What are the adopted Standards for the EFT transaction?
HHS has adopted two standards for EFT the transaction:
- CCD+Addenda, the NACHA Corporate Credit or Deposit Entry (CCD) with Addenda
- Trace Number Segment (TRN) implementation specifications in the X12 835 TR3 for data content of the Addenda Record of the CCD+Addenda
The adopted standard for the Electronic Remittance Advice (ERA) transaction is X12 Version 5010 (835).
Health plans are required to input the X12 835 TRN Segment into Field 3 of the Addenda Record of the CCD+Addenda. The TRN Segment in the Addenda Record of the CCD+Addenda should be the same as the TRN Segment in the associated ERA that describes the payment. Using the same TRN Segment helps to match the payment to the correct remittance advice, a process called reassociation.
What are the operating rules related to the EFT and ERA?
Operating rules for EFT and ERA became mandatory on January 1, 2014. You can find them on the CAQH CORE website at Phase III EFT and ERA Operating Rules.

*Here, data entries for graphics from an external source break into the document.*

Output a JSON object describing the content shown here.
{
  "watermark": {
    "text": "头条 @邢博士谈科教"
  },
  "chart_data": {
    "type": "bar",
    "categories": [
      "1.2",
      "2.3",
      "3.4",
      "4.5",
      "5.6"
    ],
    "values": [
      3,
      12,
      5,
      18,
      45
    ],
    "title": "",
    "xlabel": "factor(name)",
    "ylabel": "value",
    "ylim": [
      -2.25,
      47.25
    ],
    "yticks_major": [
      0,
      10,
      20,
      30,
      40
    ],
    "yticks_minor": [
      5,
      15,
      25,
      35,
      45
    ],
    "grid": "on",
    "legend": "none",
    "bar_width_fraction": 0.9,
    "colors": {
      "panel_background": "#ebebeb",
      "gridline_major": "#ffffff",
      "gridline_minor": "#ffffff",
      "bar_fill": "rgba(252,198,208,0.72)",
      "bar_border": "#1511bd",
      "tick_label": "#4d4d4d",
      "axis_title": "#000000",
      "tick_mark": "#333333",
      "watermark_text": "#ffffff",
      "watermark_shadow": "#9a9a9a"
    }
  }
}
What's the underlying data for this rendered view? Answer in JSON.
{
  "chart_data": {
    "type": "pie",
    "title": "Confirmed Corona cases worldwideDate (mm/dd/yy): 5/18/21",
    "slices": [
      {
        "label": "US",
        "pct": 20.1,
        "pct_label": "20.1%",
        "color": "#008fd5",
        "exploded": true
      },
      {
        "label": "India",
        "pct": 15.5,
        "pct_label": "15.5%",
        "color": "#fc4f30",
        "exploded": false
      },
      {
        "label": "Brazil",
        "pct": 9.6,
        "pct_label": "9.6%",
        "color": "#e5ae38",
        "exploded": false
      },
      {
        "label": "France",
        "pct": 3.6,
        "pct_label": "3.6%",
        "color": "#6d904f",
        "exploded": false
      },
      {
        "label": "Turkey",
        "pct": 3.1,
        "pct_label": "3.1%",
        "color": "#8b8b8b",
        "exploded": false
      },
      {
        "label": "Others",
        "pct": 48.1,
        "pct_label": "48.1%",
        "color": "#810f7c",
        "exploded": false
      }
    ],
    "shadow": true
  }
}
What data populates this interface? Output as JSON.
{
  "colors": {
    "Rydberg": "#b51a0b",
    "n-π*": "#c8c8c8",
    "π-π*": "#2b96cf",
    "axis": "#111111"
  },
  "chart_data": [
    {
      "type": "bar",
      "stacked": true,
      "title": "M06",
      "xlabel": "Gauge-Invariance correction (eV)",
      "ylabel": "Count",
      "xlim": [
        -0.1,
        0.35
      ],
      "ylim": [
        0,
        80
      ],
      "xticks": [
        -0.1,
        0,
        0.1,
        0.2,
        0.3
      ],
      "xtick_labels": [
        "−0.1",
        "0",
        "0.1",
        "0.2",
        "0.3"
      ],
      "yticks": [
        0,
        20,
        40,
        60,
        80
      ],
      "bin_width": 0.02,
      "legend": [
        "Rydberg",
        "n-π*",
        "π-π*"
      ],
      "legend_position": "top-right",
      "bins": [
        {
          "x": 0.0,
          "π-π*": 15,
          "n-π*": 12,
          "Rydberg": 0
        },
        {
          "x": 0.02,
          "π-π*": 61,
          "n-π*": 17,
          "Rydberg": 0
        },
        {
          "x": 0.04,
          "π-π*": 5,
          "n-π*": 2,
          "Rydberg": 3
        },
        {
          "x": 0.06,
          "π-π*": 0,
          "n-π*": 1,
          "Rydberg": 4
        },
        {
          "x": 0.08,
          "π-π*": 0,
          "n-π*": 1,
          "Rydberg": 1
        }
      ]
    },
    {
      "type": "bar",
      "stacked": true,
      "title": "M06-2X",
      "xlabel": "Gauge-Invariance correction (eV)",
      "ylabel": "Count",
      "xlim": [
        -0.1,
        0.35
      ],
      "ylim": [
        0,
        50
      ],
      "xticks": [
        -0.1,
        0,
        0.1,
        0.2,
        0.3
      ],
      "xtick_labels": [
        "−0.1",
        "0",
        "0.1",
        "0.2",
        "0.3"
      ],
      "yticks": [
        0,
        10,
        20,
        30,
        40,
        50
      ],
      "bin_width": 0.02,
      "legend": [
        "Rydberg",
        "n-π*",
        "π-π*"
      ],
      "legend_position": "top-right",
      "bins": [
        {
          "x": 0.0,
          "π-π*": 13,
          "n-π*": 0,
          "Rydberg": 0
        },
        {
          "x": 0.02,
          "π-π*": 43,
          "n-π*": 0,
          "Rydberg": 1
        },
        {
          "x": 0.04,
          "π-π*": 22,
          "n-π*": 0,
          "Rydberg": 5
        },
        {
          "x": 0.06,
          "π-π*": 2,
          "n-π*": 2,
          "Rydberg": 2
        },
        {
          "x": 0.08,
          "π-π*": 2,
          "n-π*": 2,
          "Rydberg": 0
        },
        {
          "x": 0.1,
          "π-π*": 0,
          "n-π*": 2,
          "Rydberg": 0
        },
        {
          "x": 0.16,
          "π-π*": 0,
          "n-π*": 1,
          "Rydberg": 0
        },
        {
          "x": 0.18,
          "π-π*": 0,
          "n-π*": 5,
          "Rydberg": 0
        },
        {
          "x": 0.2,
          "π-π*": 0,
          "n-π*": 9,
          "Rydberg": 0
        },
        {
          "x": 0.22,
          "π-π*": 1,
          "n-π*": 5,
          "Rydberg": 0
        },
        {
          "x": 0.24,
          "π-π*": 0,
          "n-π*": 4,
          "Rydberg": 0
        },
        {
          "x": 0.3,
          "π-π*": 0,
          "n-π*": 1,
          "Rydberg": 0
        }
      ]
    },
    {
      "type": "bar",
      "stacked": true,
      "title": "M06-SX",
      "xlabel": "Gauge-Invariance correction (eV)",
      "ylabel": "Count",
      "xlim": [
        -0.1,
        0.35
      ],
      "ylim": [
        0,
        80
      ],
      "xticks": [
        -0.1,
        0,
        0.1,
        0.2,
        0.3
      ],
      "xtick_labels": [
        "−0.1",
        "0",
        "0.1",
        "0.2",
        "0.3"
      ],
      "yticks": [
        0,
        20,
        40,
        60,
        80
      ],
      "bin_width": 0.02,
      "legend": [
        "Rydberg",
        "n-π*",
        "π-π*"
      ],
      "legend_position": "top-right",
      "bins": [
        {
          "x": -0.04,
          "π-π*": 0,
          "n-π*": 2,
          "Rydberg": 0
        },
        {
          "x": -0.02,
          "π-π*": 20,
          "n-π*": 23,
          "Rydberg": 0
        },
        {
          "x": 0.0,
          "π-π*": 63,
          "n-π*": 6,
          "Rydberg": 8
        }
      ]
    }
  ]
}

One of the phase three of the operating rules (Rule 360) is the use of claim and remittance advice remark codes. Additional information about these codes and how they are best used is provided below.
What are Claims Adjustment Reason Codes (CARCs) and Remittance Advice Remark Codes (RARCs)?
Under HIPAA, all health plans, including Medicare, are required to use claims adjustment reason codes (CARCs) and remittance advice remark codes (RARCs) instead of property codes, to explain any adjustment in the claim payment. X12 is the recognized code set maintainer for the CARCs and RARCs.
You can request new codes and revisions to existing codes at certain times each year. Select the "Change Request Form" option on the Washington Publishing Company web pages for CARCs or RARCs. Requests for codes must include suggested wording for the new or revised message, and an explanation of how the message will be used and why it is needed.